Ultimately, however, Darja – back in 2014 – reconsiders Tommy’s offer to stay with him: sans employment and sans a permanent home, she brokers the best deal she can to protect what is more important to her in the world, her son Aleks, her “kochanie” whom she needs to find and needs a car to find him. She considers Tommy’s offer – even his offer of marriage after learning Maks has died in Chicago – in the hopes she will find Aleks and have Tommy’s insurance to cover her son’s rehab costs. In her appeal to Tommy, she says, “And it’s no guarantee your Blue Cross can do anything but what I can do but try? I am not this kind of person what sits and thinks Why whole the time. He it’s my son.
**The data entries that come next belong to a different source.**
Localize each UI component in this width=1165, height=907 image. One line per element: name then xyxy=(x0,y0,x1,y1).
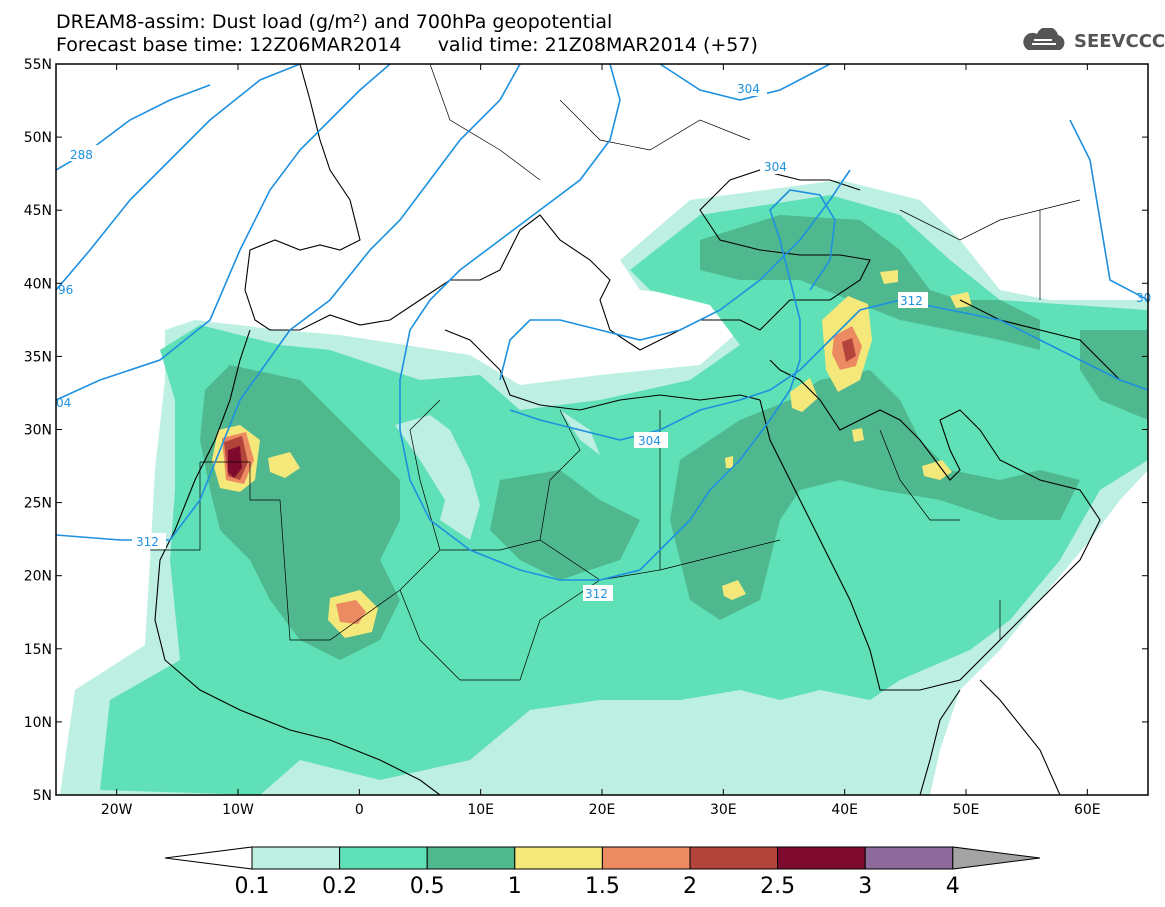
lon-tick-label: 20E xyxy=(589,802,616,818)
colorbar-tick-label: 1 xyxy=(508,874,522,899)
contour-label: 30 xyxy=(1136,291,1151,305)
colorbar-tick-label: 3 xyxy=(858,874,872,899)
contour-label: 304 xyxy=(764,160,787,174)
lon-tick-label: 0 xyxy=(355,802,364,818)
contour-label: 96 xyxy=(58,283,73,297)
lat-tick-label: 5N xyxy=(33,788,52,804)
map-title-line1: DREAM8-assim: Dust load (g/m²) and 700hP… xyxy=(56,11,613,33)
logo-text: SEEVCCC xyxy=(1074,30,1165,52)
colorbar-tick-label: 0.2 xyxy=(322,874,357,899)
colorbar-tick-label: 4 xyxy=(946,874,960,899)
geopotential-contours xyxy=(56,64,1148,581)
colorbar-swatch xyxy=(689,846,779,870)
colorbar-tick-label: 0.5 xyxy=(410,874,445,899)
colorbar-overflow-triangle xyxy=(952,846,1041,870)
contour-label: 304 xyxy=(638,434,661,448)
lat-tick-label: 30N xyxy=(24,423,52,439)
longitude-axis: 20W 10W 0 10E 20E 30E 40E 50E 60E xyxy=(101,64,1101,818)
dust-load-field xyxy=(60,180,1148,795)
colorbar-swatch xyxy=(864,846,954,870)
lat-tick-label: 20N xyxy=(24,569,52,585)
colorbar-tick-label: 1.5 xyxy=(585,874,620,899)
contour-label: 04 xyxy=(56,396,71,410)
contour-label: 304 xyxy=(737,82,760,96)
colorbar-underflow-triangle xyxy=(164,846,253,870)
lon-tick-label: 10E xyxy=(467,802,494,818)
colorbar-tick-label: 2.5 xyxy=(760,874,795,899)
lon-tick-label: 20W xyxy=(101,802,133,818)
lat-tick-label: 50N xyxy=(24,130,52,146)
seevccc-logo: SEEVCCC xyxy=(1018,26,1165,56)
lat-tick-label: 15N xyxy=(24,642,52,658)
latitude-axis: 55N 50N 45N 40N 35N 30N 25N 20N 15N 10N 5N xyxy=(24,57,1148,804)
colorbar-tick-label: 2 xyxy=(683,874,697,899)
lon-tick-label: 50E xyxy=(953,802,980,818)
lat-tick-label: 25N xyxy=(24,496,52,512)
lat-tick-label: 10N xyxy=(24,715,52,731)
lat-tick-label: 35N xyxy=(24,349,52,365)
country-borders xyxy=(150,64,1081,681)
colorbar-swatch xyxy=(601,846,691,870)
contour-label: 288 xyxy=(70,148,93,162)
contour-label: 312 xyxy=(900,294,923,308)
lon-tick-label: 30E xyxy=(710,802,737,818)
lat-tick-label: 55N xyxy=(24,57,52,73)
colorbar: 0.1 0.2 0.5 1 1.5 2 2.5 3 4 xyxy=(164,846,1041,899)
contour-label: 312 xyxy=(136,535,159,549)
colorbar-tick-label: 0.1 xyxy=(235,874,270,899)
colorbar-swatch xyxy=(426,846,516,870)
cloud-icon xyxy=(1023,28,1065,50)
colorbar-swatch xyxy=(251,846,341,870)
geopotential-labels: 288 96 04 304 304 304 312 312 312 30 xyxy=(56,80,1151,601)
colorbar-swatch xyxy=(339,846,428,870)
lon-tick-label: 10W xyxy=(222,802,254,818)
lat-tick-label: 40N xyxy=(24,276,52,292)
colorbar-swatch xyxy=(777,846,866,870)
lon-tick-label: 60E xyxy=(1074,802,1101,818)
map-title-line2: Forecast base time: 12Z06MAR2014 valid t… xyxy=(56,34,758,56)
colorbar-swatch xyxy=(514,846,603,870)
lon-tick-label: 40E xyxy=(831,802,858,818)
dust-contour-2-east xyxy=(842,338,856,362)
lat-tick-label: 45N xyxy=(24,203,52,219)
contour-label: 312 xyxy=(585,587,608,601)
He can do every horrible thing to me and I will look to him and say This is Mine. This is what I have in whole this world what’s mine. You have your love and you give to everybody. This world it have millions peoples like me, millions womens. But is only one me for him. He can’t to throw this away.”
Under Daniella Topol’s impeccable direction, the ensemble cast captures and shares the decision-making process of one woman who has for over three decades sought surcease from life’s seemingly insurmountable challenges. Marin Ireland offers a stunning performance of a woman whose decisions are driven by what matters to her most. “Ironbound” is about the dynamics of decision-making and confirms that what one chooses at any moment is connected to the past and the future and is driven by the commitment not – in Maks words – to “fall from this world like nothing ever happen.” One can claim to “be in the present” but what truly sustains is not just the present but the past and future. Ms. Ireland never leaves the stage and the detritus of 1992 through 2014 remain on stage throughout the performance. Josiah Bania, Shiloh Fernandez, and Morgan Spector deliver a trinity of authentic and believable performances of men who “would like [their] home in [Darja’s] mind to be nice place.”
Justin Townsend’s stark set looms large over Rattlestick’s stage and provides the perfect backdrop – a virtual mindscape really – for Darja’s journey to self-realization and self-empowerment. “Ironbound” is a play not to be missed. It is not the easiest play to watch at times but its challenges are worth every moment of provocative surprise. And it is often quite funny as well. No audience will soon forget the importance of this significant play.